The first thing we see after crossing our small stream into the park is a group of noisy guinea fowl, followed by one of the local Hyena. As we enter an area known as the salt lick, just before we emerge out onto the plains, we find a large herd of Zebra here. It is known as the salt lick due to the high mineral content in the ground, the Maasai regularly bring their cows to it and the wild animals use it for the same reason.
We see the usual animals as we drive over the plains, for those that are here on a game drive for the first time it is amazing, for us we see it every day and with a pair of binoculars we don’t even have to leave the camp. So, we drive straight through the herds of antelope, wildebeest and zebra.

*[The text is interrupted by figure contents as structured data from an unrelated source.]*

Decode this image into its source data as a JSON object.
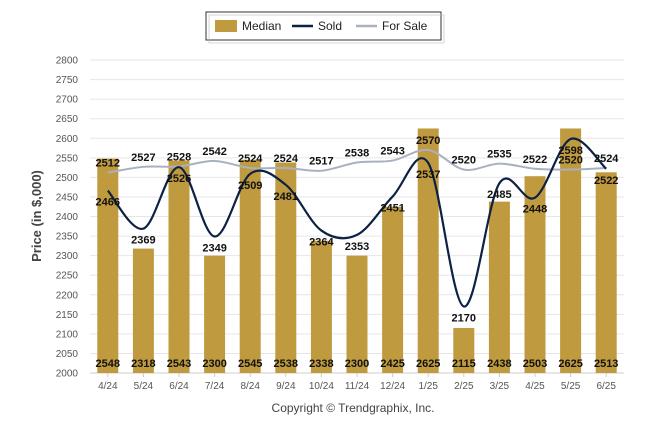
{
  "chart_data": {
    "type": "bar",
    "categories": [
      "4/24",
      "5/24",
      "6/24",
      "7/24",
      "8/24",
      "9/24",
      "10/24",
      "11/24",
      "12/24",
      "1/25",
      "2/25",
      "3/25",
      "4/25",
      "5/25",
      "6/25"
    ],
    "series": [
      {
        "name": "Median",
        "type": "bar",
        "color": "#c09a3f",
        "values": [
          2548,
          2318,
          2543,
          2300,
          2545,
          2538,
          2338,
          2300,
          2425,
          2625,
          2115,
          2438,
          2503,
          2625,
          2513
        ]
      },
      {
        "name": "Sold",
        "type": "line",
        "color": "#0d2143",
        "values": [
          2466,
          2369,
          2526,
          2349,
          2509,
          2481,
          2364,
          2353,
          2451,
          2537,
          2170,
          2485,
          2448,
          2598,
          2522
        ]
      },
      {
        "name": "For Sale",
        "type": "line",
        "color": "#a9b1c0",
        "values": [
          2512,
          2527,
          2528,
          2542,
          2524,
          2524,
          2517,
          2538,
          2543,
          2570,
          2520,
          2535,
          2522,
          2520,
          2524
        ]
      }
    ],
    "ylabel": "Price (in $,000)",
    "xlabel": "",
    "ylim": [
      2000,
      2800
    ],
    "yticks": [
      2000,
      2050,
      2100,
      2150,
      2200,
      2250,
      2300,
      2350,
      2400,
      2450,
      2500,
      2550,
      2600,
      2650,
      2700,
      2750,
      2800
    ],
    "grid": true,
    "legend_position": "top-center"
  },
  "footer": {
    "copyright": "Copyright © Trendgraphix, Inc."
  }
}
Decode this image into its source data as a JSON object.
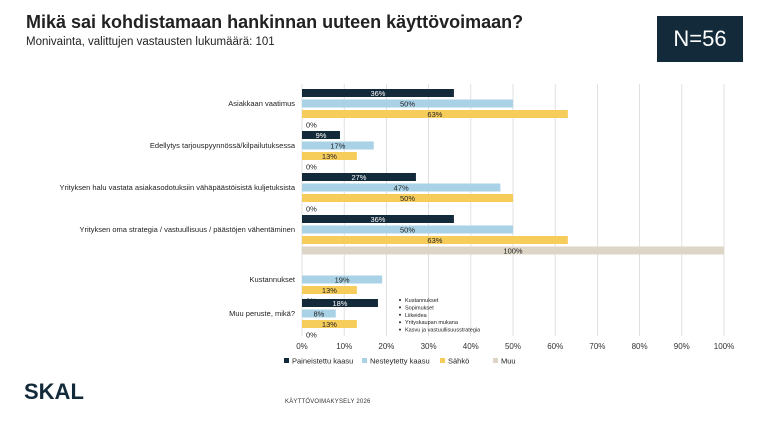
{
  "page": {
    "title": "Mikä sai kohdistamaan hankinnan uuteen käyttövoimaan?",
    "subtitle": "Monivainta, valittujen vastausten lukumäärä: 101",
    "n_badge": "N=56",
    "footer": "KÄYTTÖVOIMAKYSELY 2026",
    "logo_text": "SKAL"
  },
  "colors": {
    "paineistettu": "#132a3a",
    "nesteytetty": "#a9d2e6",
    "sahko": "#f6cc5a",
    "muu": "#ddd5c6",
    "grid": "#d9d9d9",
    "badge_bg": "#132a3a"
  },
  "chart_data": {
    "type": "bar",
    "orientation": "horizontal",
    "categories": [
      "Asiakkaan vaatimus",
      "Edellytys tarjouspyynnössä/kilpailutuksessa",
      "Yrityksen halu vastata asiakasodotuksiin vähäpäästöisistä kuljetuksista",
      "Yrityksen oma strategia / vastuullisuus / päästöjen vähentäminen",
      "Kustannukset",
      "Muu peruste, mikä?"
    ],
    "series": [
      {
        "name": "Paineistettu kaasu",
        "values": [
          36,
          9,
          27,
          36,
          null,
          18
        ],
        "labels": [
          "36%",
          "9%",
          "27%",
          "36%",
          "",
          "18%"
        ]
      },
      {
        "name": "Nesteytetty kaasu",
        "values": [
          50,
          17,
          47,
          50,
          19,
          8
        ],
        "labels": [
          "50%",
          "17%",
          "47%",
          "50%",
          "19%",
          "8%"
        ]
      },
      {
        "name": "Sähkö",
        "values": [
          63,
          13,
          50,
          63,
          13,
          13
        ],
        "labels": [
          "63%",
          "13%",
          "50%",
          "63%",
          "13%",
          "13%"
        ]
      },
      {
        "name": "Muu",
        "values": [
          0,
          0,
          0,
          100,
          0,
          0
        ],
        "labels": [
          "0%",
          "0%",
          "0%",
          "100%",
          "0%",
          "0%"
        ]
      }
    ],
    "xlim": [
      0,
      100
    ],
    "xticks": [
      "0%",
      "10%",
      "20%",
      "30%",
      "40%",
      "50%",
      "60%",
      "70%",
      "80%",
      "90%",
      "100%"
    ],
    "grid": true,
    "legend_position": "bottom",
    "annotation": {
      "category": "Muu peruste, mikä?",
      "items": [
        "Kustannukset",
        "Sopimukset",
        "Liikeidea",
        "Yrityskaupan mukana",
        "Kasvu ja vastuullisuusstrategia"
      ]
    }
  }
}
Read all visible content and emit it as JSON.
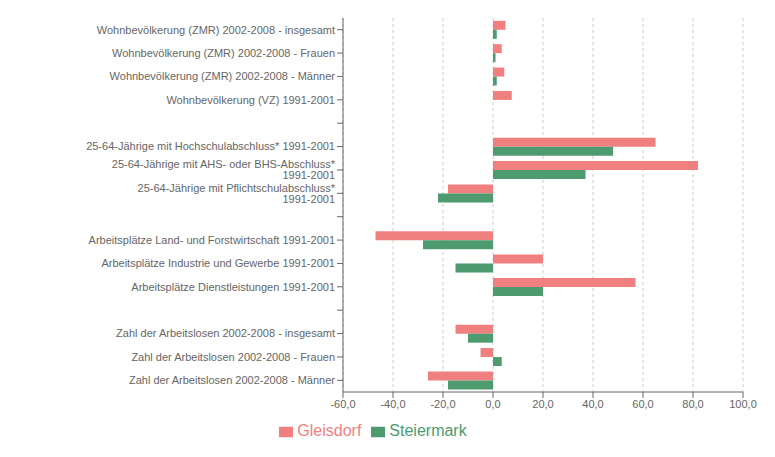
{
  "chart_data": {
    "type": "bar",
    "orientation": "horizontal",
    "categories": [
      "Wohnbevölkerung (ZMR) 2002-2008 - insgesamt",
      "Wohnbevölkerung (ZMR) 2002-2008 - Frauen",
      "Wohnbevölkerung (ZMR) 2002-2008 - Männer",
      "Wohnbevölkerung (VZ) 1991-2001",
      null,
      "25-64-Jährige mit Hochschulabschluss* 1991-2001",
      "25-64-Jährige mit AHS- oder BHS-Abschluss* 1991-2001",
      "25-64-Jährige mit Pflichtschulabschluss* 1991-2001",
      null,
      "Arbeitsplätze Land- und Forstwirtschaft 1991-2001",
      "Arbeitsplätze Industrie und Gewerbe 1991-2001",
      "Arbeitsplätze Dienstleistungen 1991-2001",
      null,
      "Zahl der Arbeitslosen 2002-2008 - insgesamt",
      "Zahl der Arbeitslosen 2002-2008 - Frauen",
      "Zahl der Arbeitslosen 2002-2008 - Männer"
    ],
    "series": [
      {
        "name": "Gleisdorf",
        "color": "#f08080",
        "values": [
          5.0,
          3.5,
          4.5,
          7.5,
          0,
          65.0,
          82.0,
          -18.0,
          0,
          -47.0,
          20.0,
          57.0,
          0,
          -15.0,
          -5.0,
          -26.0
        ]
      },
      {
        "name": "Steiermark",
        "color": "#4d9b6e",
        "values": [
          1.5,
          1.0,
          1.5,
          0.0,
          0,
          48.0,
          37.0,
          -22.0,
          0,
          -28.0,
          -15.0,
          20.0,
          0,
          -10.0,
          3.5,
          -18.0
        ]
      }
    ],
    "xlim": [
      -60,
      100
    ],
    "xticks": [
      {
        "value": -60,
        "label": "-60,0"
      },
      {
        "value": -40,
        "label": "-40,0"
      },
      {
        "value": -20,
        "label": "-20,0"
      },
      {
        "value": 0,
        "label": "0,0"
      },
      {
        "value": 20,
        "label": "20,0"
      },
      {
        "value": 40,
        "label": "40,0"
      },
      {
        "value": 60,
        "label": "60,0"
      },
      {
        "value": 80,
        "label": "80,0"
      },
      {
        "value": 100,
        "label": "100,0"
      }
    ],
    "grid": true,
    "legend": "bottom"
  }
}
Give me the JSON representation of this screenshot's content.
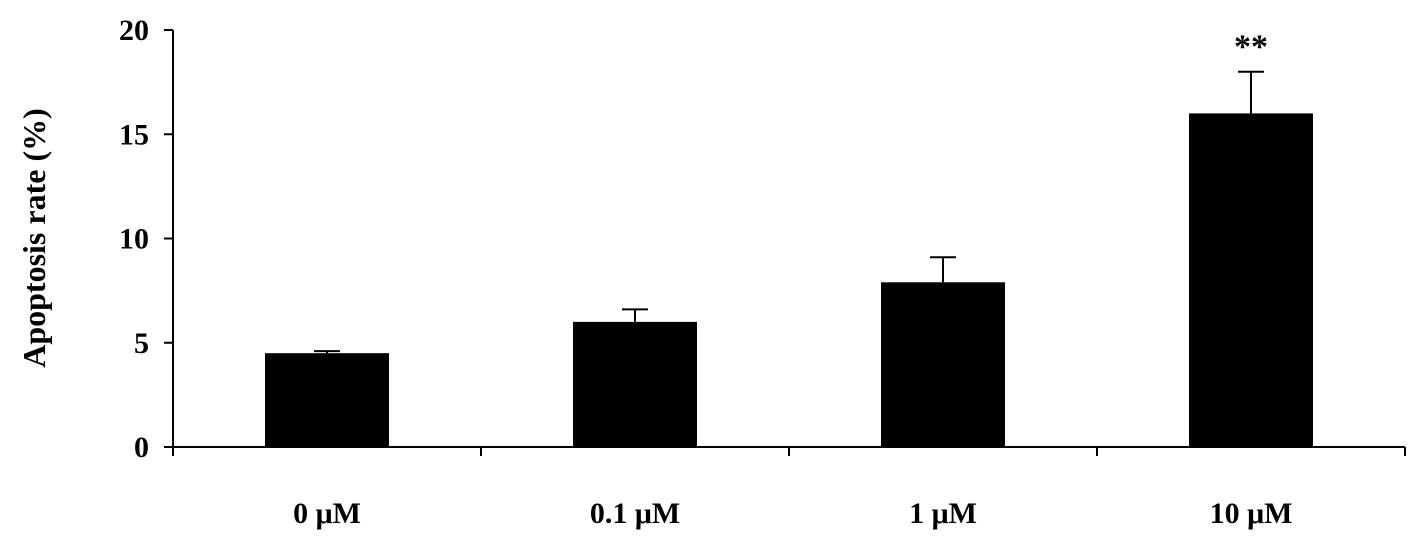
{
  "chart_data": {
    "type": "bar",
    "title": "",
    "xlabel": "",
    "ylabel": "Apoptosis rate (%)",
    "ylim": [
      0,
      20
    ],
    "yticks": [
      0,
      5,
      10,
      15,
      20
    ],
    "categories": [
      "0 μM",
      "0.1 μM",
      "1 μM",
      "10 μM"
    ],
    "values": [
      4.5,
      6.0,
      7.9,
      16.0
    ],
    "errors": [
      0.1,
      0.6,
      1.2,
      2.0
    ],
    "annotations": [
      "",
      "",
      "",
      "**"
    ],
    "grid": false,
    "colors": {
      "bar": "#000000",
      "axis": "#000000"
    }
  }
}
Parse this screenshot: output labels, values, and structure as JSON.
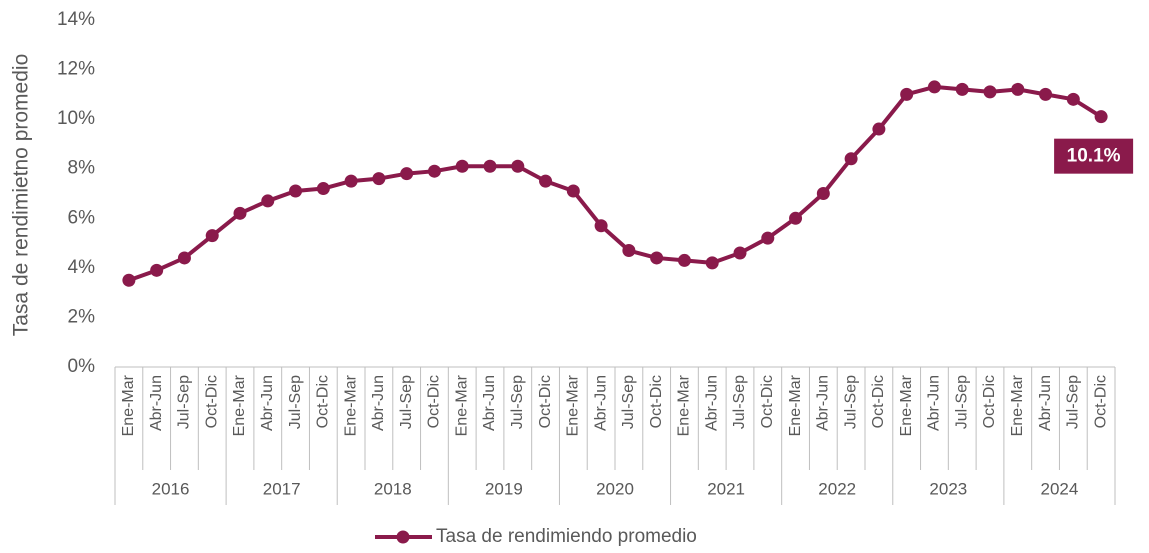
{
  "chart_data": {
    "type": "line",
    "y_label": "Tasa de rendimietno promedio",
    "categories": [
      "Ene-Mar",
      "Abr-Jun",
      "Jul-Sep",
      "Oct-Dic",
      "Ene-Mar",
      "Abr-Jun",
      "Jul-Sep",
      "Oct-Dic",
      "Ene-Mar",
      "Abr-Jun",
      "Jul-Sep",
      "Oct-Dic",
      "Ene-Mar",
      "Abr-Jun",
      "Jul-Sep",
      "Oct-Dic",
      "Ene-Mar",
      "Abr-Jun",
      "Jul-Sep",
      "Oct-Dic",
      "Ene-Mar",
      "Abr-Jun",
      "Jul-Sep",
      "Oct-Dic",
      "Ene-Mar",
      "Abr-Jun",
      "Jul-Sep",
      "Oct-Dic",
      "Ene-Mar",
      "Abr-Jun",
      "Jul-Sep",
      "Oct-Dic",
      "Ene-Mar",
      "Abr-Jun",
      "Jul-Sep",
      "Oct-Dic"
    ],
    "groups": [
      "2016",
      "2017",
      "2018",
      "2019",
      "2020",
      "2021",
      "2022",
      "2023",
      "2024"
    ],
    "series": [
      {
        "name": "Tasa de rendimiendo promedio",
        "color": "#8a1a4b",
        "values": [
          3.5,
          3.9,
          4.4,
          5.3,
          6.2,
          6.7,
          7.1,
          7.2,
          7.5,
          7.6,
          7.8,
          7.9,
          8.1,
          8.1,
          8.1,
          7.5,
          7.1,
          5.7,
          4.7,
          4.4,
          4.3,
          4.2,
          4.6,
          5.2,
          6.0,
          7.0,
          8.4,
          9.6,
          11.0,
          11.3,
          11.2,
          11.1,
          11.2,
          11.0,
          10.8,
          10.1
        ],
        "value_labels": [
          null,
          null,
          null,
          null,
          null,
          null,
          null,
          null,
          null,
          null,
          null,
          null,
          null,
          null,
          null,
          null,
          null,
          null,
          null,
          null,
          null,
          null,
          null,
          null,
          null,
          null,
          null,
          null,
          null,
          null,
          null,
          null,
          null,
          null,
          null,
          "10.1%"
        ]
      }
    ],
    "ylim": [
      0,
      14
    ],
    "yticks": [
      {
        "value": 0,
        "label": "0%"
      },
      {
        "value": 2,
        "label": "2%"
      },
      {
        "value": 4,
        "label": "4%"
      },
      {
        "value": 6,
        "label": "6%"
      },
      {
        "value": 8,
        "label": "8%"
      },
      {
        "value": 10,
        "label": "10%"
      },
      {
        "value": 12,
        "label": "12%"
      },
      {
        "value": 14,
        "label": "14%"
      }
    ],
    "grid": false,
    "legend": "bottom"
  }
}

The plan this morning is to find the blackrock females and their cubs as I hadn’t seen them for a few weeks now. Alison had seen them a couple of days ago near the sand river while out on a game drive with guests, so we started from there. We drove to the top of a hill overlooking the sand river, Alison took the binoculars, carefully scanned the whole area and found no sign of them. In fact there was no animals around, nothing at all, which was most unusual. So we widened the search heading upstream. We pass the pond where we had seen the Egyptian geese and herons on previous drives, it was empty, no birds, nothing. We did see fresh hyena footprints on the track but no Hyena. As far as the eye could see nothing but a solitary topi in the distance, standing on an anthill, creating the impression that he was standing on top of the long grass, then it starts to rain. These quiet periods give me time for reflection, and it is during these times that I come up with some of my best ideas.
Eventually we admit defeat and stop for breakfast. It is a lovely spot with a view over the sand river.
After breakfast we continue driving along the banks of the river when Alison points to a tree on the opposite bank that apparently had a leopard in it but of course neither me nor Ken could see it. I inspect the tree carefully and after a while and a lot of pointing, I see a tail hanging down from one of the branches, I had never been so excited to see a tail, finally we had found an animal, if you look at the photo you will understand why leopards are usually so difficult to see. He decided to come down the tree and we briefly got a better look at him before he disappeared into the long grass.
In the meantime, Alison had got a call about another leopard not too far away, so we headed off. We drove as fast as the terrain would allow; it wasn’t far but still took around 20 minutes. When we arrived at the tree with the carcass of an antelope hanging from a lower branch there was just one other vehicle there, however they weren’t looking up into the tree but into the dense grass at the foot of the tree, we were informed that’s where the leopard was. This time even Alison couldn’t see it, it was so well hidden.
So, we sat there looking at the grass for what seemed like ages before another vehicle pulled up, the leopard was clearly disturbed by this because she came out of hiding for a few seconds to snarl and hiss at the intruder. I scrambled to get my camera ready before she disappeared again. I got a couple of clear shots, enough for Alison to recognize her, it was Zuri, the mother of Kazuri, she is quite old which explains why she wasn’t keen on all the attention.
He recognized her partly because she has some teeth missing but Judging by the carcass in the tree she is still able to hunt and look after herself.
So, we left her hiding and headed for the sand river gate crossing into no man’s land. We chose an elevated area giving amazing views of Kenya on one side and Tanzania and the other. We saw a few groups of wildebeest and zebra leading the migration heading towards the Maasai Mara through the sand river. They are early this year, in a week or so there will be thousands crossing both this river and the Mara River in search of fresh grass, which we have in abundance due to the recent rains.
This of course attracts the predators, who are really happy to see them. We notice a young male lion sitting in the shade of a bush with the almost intact carcass of a zebra who didn’t make it into the Mara this year. A short distance away is a Jackal, just his head and ears visible above the long grass, and vultures gathering in nearby trees, all waiting for scraps, none brave enough to move in while the lion is there.
The young lion is in his element here as he sits looking across the landscape confident in the knowledge that this all belongs to him. As we sit watching the lion a group of wildebeest pass fairly close, the lion notices them and starts to stalk them, it must be just instinct as he has more than enough to eat, it’s not a serious attempt to hunt though, he makes a show of running at them, just enough to spook them, but then returns to his meal.
It is time for us to start heading back to camp. As we drive through the empty landscape again, I was thinking that I hadn’t seen a buffalo all day and just then as we are a mere fifteen minutes from camp we come across a huge herd of buffalo, as we drive closer to camp we pass more and more animals, mongoose, two yellow billed stork, a monitor lizard, then onto the plains so many different animals co-exist, Giraffe, Zebra, gazelles, Impala, Topi, Warthog, Jackal, to name but a few. All grazing peacefully together in the same territory. Wouldn’t it be nice if humans could do the same?
Even the sun made a brief appearance. It had been a very quiet day in all, but very pleasant.